Professor Peter Moss, UCL institute of Education, University College London

Working at an ‘Institute of Education’ but working with social pedagogy, I am constantly faced by the question of how ‘education’ and ’social pedagogy’ relate to each other. Are they distinct entities or closely connected? Are they distant relatives or close family? The answer, in best social pedagogic mode, must be: it depends. In particular, it depends on how we understand ‘education’ or, to be more precise, how we understand school-based education.

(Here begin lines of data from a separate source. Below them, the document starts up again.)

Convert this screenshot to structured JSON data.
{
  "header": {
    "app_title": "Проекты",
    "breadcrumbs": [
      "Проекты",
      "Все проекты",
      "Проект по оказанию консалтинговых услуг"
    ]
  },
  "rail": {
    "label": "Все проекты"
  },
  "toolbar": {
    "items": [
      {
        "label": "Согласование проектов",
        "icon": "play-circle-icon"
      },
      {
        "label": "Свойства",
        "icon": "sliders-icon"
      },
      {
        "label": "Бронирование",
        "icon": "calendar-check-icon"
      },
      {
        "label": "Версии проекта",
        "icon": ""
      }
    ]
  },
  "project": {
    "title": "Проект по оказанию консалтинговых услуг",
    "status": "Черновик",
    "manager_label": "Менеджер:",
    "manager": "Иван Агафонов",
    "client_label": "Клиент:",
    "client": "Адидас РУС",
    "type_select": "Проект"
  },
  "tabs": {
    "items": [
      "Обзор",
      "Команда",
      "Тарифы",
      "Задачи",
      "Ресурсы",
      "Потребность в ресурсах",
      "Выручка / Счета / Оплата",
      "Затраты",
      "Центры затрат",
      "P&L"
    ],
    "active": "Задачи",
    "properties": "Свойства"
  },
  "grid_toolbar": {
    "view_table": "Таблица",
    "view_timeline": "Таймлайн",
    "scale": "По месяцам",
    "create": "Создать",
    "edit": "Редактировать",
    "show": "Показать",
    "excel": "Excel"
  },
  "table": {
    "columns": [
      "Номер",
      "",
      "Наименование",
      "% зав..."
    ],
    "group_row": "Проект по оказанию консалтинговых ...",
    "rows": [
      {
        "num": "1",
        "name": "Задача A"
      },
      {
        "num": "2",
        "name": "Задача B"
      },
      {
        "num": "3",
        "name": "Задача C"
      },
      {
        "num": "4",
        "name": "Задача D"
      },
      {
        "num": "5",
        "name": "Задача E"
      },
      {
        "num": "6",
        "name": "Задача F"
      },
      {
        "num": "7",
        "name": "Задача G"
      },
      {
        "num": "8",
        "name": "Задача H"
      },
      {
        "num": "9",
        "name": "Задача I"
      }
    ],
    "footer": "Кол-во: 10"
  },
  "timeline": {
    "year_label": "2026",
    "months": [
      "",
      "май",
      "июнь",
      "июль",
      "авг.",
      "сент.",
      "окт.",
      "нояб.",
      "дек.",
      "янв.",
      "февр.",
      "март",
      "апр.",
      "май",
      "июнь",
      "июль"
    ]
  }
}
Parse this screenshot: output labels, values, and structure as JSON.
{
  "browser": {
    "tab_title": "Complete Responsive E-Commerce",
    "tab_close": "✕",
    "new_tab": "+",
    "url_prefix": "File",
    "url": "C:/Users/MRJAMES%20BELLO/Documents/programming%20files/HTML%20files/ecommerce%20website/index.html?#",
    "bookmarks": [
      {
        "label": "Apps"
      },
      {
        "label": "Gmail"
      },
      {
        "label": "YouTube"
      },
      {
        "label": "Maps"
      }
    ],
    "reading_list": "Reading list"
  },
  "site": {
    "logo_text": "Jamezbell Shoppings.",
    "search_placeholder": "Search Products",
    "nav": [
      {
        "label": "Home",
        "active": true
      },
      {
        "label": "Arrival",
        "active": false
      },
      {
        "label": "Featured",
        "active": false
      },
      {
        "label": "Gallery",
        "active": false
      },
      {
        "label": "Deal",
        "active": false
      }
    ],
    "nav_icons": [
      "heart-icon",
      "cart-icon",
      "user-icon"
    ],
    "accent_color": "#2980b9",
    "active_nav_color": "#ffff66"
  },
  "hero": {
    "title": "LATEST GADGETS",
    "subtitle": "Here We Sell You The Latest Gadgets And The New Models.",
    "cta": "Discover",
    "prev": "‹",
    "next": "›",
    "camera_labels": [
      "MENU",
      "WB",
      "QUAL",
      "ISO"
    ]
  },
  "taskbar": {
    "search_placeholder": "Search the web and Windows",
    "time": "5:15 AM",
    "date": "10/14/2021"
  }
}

For while it is clear that education can and does occur in many circumstances and settings, I want to focus on a particularly prominent and contested setting: the school.

Drawing on the example of the early childhood education in the municipal schools of Reggio Emilia, I will argue that there are many commonalities between a certain understanding of what school-based education can be and the salient principles and characteristics of social pedagogy: both work with a concept of ‘education-in-its-broadest-sense’ and both work with a ‘pedagogy of relationships and listening’. Of course, that is only one understanding of school-based education, which is arguably very different to the understanding prevalent today. ‘What is our understanding of education?’ is an important political question, and social pedagogy can and should provoke democratic discussion about conflicting alternative answers, as well as about the broader political question: ‘what do we want for our children?’

As a final point, I will highlight the value of social pedagogy as a possible overarching concept and practice for all services for children and young people – not just school-based education, and which could help develop a more coherent, integrated and inclusive approach to working with these young citizens.